Dovish Fed comments help buoy equity markets
David Becker

US stocks surged on Tuesday, as an olive branch out of Mexico and China led to an oversold bounce. Technology shares rebounded from an oversold condition as the Nasdaq dropped into correction territory on Monday. Bullish commentary from the Fed and a willingness of both China and Mexico to negotiate, helped stock prices generate a rebound. Meanwhile, Trump was on the tape again on Tuesday saying he is willing to levy a tariff on Mexico as early as next week if he does not get what he wants. This was countered by GOP senators that warn the White House they are prepared to block Trumps Mexico tariff, and they have the vote for an overriding veto.

China and Mexico Are Ready To Talk

The issues related to both China and Mexico has the US fighting a trade war on multiple fronts.
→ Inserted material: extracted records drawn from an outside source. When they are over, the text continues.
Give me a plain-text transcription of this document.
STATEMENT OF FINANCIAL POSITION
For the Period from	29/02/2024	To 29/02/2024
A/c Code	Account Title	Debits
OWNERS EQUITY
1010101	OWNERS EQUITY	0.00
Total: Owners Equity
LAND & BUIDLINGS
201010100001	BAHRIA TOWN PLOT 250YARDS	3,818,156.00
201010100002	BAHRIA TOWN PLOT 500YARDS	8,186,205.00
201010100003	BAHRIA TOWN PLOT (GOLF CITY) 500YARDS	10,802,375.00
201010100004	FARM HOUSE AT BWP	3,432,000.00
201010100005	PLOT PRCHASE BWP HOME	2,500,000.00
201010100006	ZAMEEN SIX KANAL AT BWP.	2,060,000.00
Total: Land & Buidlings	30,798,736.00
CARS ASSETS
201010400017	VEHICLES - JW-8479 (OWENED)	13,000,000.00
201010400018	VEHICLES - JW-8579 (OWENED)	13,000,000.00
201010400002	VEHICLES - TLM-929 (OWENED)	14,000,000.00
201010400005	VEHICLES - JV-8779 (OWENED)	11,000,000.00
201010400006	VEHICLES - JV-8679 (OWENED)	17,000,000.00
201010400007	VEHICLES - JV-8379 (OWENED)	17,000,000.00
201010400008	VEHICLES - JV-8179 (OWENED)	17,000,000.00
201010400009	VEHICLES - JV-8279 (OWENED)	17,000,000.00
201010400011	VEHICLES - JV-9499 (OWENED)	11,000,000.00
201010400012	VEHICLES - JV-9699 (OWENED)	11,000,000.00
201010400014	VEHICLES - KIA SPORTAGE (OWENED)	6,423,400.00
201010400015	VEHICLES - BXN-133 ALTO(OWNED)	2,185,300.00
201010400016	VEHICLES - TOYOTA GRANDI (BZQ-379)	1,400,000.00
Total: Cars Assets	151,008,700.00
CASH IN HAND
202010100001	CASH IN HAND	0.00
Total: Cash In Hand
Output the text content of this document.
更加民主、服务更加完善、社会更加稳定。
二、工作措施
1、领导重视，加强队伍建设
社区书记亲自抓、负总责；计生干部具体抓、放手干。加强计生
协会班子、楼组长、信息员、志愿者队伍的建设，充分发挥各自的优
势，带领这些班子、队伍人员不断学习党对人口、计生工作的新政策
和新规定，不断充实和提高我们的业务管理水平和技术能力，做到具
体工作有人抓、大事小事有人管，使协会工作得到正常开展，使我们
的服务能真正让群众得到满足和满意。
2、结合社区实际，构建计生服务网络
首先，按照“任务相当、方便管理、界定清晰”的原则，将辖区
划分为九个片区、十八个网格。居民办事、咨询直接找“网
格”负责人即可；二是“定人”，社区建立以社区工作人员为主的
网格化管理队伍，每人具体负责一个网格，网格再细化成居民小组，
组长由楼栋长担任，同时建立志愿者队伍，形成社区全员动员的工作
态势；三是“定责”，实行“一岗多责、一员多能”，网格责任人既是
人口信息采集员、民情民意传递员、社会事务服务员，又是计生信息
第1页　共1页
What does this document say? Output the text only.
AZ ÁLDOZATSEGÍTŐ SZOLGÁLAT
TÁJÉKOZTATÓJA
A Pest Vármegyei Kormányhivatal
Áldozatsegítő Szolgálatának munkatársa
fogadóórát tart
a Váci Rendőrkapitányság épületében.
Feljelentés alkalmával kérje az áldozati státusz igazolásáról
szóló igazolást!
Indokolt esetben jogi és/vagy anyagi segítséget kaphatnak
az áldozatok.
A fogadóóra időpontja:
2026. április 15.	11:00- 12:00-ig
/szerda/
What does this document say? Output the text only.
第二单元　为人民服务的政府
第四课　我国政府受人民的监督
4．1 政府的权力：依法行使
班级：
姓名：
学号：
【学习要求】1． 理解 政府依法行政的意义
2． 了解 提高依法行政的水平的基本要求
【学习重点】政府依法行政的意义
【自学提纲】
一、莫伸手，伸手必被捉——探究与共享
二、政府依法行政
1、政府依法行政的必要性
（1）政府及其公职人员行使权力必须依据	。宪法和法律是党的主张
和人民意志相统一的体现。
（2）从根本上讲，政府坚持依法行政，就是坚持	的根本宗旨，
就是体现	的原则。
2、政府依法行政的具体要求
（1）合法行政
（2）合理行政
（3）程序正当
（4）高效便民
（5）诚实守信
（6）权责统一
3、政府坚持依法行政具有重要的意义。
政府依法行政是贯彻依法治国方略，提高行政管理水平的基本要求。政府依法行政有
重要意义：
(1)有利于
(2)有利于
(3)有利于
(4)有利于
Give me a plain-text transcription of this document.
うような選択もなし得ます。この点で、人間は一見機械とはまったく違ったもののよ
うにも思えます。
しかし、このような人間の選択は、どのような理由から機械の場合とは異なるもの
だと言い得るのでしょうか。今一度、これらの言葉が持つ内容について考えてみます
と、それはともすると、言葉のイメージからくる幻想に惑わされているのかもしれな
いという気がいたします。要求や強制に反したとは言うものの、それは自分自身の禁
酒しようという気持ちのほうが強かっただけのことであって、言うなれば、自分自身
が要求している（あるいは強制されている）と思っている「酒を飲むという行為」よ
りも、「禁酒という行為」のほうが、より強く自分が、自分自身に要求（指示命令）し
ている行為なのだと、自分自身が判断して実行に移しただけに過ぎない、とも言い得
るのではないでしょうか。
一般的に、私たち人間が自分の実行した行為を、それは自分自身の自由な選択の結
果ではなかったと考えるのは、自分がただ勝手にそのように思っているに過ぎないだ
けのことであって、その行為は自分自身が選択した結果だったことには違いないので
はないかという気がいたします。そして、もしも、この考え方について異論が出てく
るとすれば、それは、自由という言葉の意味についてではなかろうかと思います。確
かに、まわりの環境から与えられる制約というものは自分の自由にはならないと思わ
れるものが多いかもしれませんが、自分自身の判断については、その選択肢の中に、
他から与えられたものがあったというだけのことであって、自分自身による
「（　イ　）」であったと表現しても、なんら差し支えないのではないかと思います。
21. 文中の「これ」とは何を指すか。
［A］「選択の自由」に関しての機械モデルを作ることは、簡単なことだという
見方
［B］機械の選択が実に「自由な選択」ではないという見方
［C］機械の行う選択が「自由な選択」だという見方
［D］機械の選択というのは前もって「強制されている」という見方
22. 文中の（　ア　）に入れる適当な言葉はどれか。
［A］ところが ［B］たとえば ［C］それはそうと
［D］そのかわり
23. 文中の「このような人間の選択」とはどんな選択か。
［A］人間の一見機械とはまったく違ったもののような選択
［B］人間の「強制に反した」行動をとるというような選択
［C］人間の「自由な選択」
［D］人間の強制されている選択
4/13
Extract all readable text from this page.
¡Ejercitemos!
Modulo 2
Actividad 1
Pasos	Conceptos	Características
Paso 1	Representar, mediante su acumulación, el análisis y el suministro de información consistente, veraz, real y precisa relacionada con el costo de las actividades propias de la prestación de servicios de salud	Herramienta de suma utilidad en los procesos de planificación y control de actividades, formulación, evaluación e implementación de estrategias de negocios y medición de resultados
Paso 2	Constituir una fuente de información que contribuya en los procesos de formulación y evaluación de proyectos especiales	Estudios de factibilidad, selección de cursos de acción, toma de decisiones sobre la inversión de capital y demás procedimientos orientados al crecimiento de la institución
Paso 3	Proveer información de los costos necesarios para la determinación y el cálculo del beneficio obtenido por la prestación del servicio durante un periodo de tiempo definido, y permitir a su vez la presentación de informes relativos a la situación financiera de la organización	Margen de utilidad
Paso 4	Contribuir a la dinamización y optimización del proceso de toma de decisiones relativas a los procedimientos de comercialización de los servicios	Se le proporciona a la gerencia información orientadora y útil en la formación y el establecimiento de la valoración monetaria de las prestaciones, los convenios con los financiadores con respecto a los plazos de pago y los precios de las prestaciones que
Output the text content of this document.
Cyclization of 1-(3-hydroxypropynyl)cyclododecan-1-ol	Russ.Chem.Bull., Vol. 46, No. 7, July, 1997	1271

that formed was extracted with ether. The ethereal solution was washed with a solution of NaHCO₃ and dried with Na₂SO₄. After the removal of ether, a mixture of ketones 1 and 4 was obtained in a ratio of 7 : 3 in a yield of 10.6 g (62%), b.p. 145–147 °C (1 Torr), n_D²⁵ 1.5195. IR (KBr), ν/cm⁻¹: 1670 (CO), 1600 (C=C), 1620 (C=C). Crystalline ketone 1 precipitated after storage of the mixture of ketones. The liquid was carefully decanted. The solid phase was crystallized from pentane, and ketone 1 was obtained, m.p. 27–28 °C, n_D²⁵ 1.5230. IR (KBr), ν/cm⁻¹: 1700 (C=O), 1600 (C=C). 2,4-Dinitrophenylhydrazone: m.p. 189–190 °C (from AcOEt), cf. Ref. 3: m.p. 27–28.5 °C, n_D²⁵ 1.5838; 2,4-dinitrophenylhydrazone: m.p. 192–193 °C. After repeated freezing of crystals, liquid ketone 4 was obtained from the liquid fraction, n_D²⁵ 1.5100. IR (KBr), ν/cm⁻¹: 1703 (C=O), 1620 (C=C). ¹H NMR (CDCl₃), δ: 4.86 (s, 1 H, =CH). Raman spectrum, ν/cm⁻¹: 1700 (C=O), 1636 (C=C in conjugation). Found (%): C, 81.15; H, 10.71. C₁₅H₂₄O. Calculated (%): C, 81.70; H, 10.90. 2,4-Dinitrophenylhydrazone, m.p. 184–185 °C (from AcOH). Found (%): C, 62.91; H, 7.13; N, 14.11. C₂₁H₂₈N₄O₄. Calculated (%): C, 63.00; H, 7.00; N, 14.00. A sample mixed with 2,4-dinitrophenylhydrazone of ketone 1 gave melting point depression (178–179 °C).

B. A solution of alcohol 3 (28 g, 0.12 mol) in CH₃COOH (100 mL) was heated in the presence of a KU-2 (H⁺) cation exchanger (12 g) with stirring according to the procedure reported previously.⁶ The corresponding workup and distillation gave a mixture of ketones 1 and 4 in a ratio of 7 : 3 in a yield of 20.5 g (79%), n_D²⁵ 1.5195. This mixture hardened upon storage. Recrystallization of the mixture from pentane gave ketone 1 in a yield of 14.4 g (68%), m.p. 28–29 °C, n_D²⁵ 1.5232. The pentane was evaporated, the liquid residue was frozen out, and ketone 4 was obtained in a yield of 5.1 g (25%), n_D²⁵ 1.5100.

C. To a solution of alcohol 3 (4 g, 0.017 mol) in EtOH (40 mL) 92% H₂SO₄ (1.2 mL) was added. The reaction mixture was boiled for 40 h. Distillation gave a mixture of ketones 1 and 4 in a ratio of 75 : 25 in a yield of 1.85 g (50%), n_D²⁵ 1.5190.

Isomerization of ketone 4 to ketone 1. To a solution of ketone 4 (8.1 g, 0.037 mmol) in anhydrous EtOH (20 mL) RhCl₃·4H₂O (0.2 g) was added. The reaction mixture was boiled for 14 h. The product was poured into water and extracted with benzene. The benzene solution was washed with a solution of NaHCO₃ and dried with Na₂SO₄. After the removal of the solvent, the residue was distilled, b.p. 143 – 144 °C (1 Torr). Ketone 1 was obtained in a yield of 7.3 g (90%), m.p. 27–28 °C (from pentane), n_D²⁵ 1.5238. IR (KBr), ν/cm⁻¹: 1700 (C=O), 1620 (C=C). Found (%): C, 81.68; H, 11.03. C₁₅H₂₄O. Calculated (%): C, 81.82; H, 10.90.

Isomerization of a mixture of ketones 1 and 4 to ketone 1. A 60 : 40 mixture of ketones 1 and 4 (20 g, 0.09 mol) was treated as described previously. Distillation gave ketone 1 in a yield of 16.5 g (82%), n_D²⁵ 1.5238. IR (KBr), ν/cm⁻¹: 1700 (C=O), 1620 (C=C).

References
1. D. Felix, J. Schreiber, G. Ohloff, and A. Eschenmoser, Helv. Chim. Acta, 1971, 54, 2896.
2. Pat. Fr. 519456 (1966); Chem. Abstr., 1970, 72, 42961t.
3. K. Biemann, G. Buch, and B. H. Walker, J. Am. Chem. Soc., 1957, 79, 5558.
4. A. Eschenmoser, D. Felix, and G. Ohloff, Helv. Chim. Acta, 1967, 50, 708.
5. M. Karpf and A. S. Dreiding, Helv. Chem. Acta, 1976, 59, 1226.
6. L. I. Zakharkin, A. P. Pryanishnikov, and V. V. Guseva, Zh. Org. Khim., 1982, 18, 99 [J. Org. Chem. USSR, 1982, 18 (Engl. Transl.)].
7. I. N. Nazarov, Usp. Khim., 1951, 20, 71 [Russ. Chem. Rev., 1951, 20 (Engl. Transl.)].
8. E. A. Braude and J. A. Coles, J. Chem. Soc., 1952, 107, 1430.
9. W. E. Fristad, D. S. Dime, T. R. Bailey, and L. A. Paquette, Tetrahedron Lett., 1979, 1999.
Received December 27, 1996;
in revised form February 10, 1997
On Tuesday President Trump was in London, saying that he is prepared to sign a bilateral trade agreement with the UK. China and Mexico both signaled a willingness to negotiate with the US over escalating trade issues, while the Trump administration defended its use of tariffs to gain concessions from trading partners.

China was on the full offensive. Beijing released a government policy paper on trade issues, accusing the US of derailing the negotiations, which broke down in May. China is saying that the Trump administration’s, use of tariffs are harming the global economy and that China wouldn’t shy away from a trade war if need be. Despite the rhetoric, the Chinese government suggested a willingness to return to negotiations.

The Trump administration is aggressively using tariffs to gain concessions from both Mexico and China. The issue is that these tariffs are hurting US consumers. Trump is threatening to apply an escalating 5% tariff on all Mexican imports, or about $350 billion of goods, starting June 10, while also threatening a 25% tariff on an additional $300 billion of Chinese imports that could begin later in the month. If these were levied, US ecomic growth would slow considerably.

The Fed is Considering a Rate Cut

Federal Reserve Vice Chairman Richard Clarida said that the Fed was analyzing the inverted yield curve and understands the importance of this signal. Clarida said that an inverted yield curve that percists need to be evaluated, as the Fed might need to fend off a recession. The yield on the 10-year Treasury note is now below that of the 3-month bill, inverting part of the so-called yield curve. The 10-year yield is close to 2.15% compared to the 3-month yield which is closer to 2.30%. Clarida didn’t clarify how long the yield curve would have to stay inverted for him to take seriously. Additionally, Fed Chairman Jerome Powell said that the central bank is closely monitoring the recent escalation in trade tensions and would be ready to react if the US economy began to stall.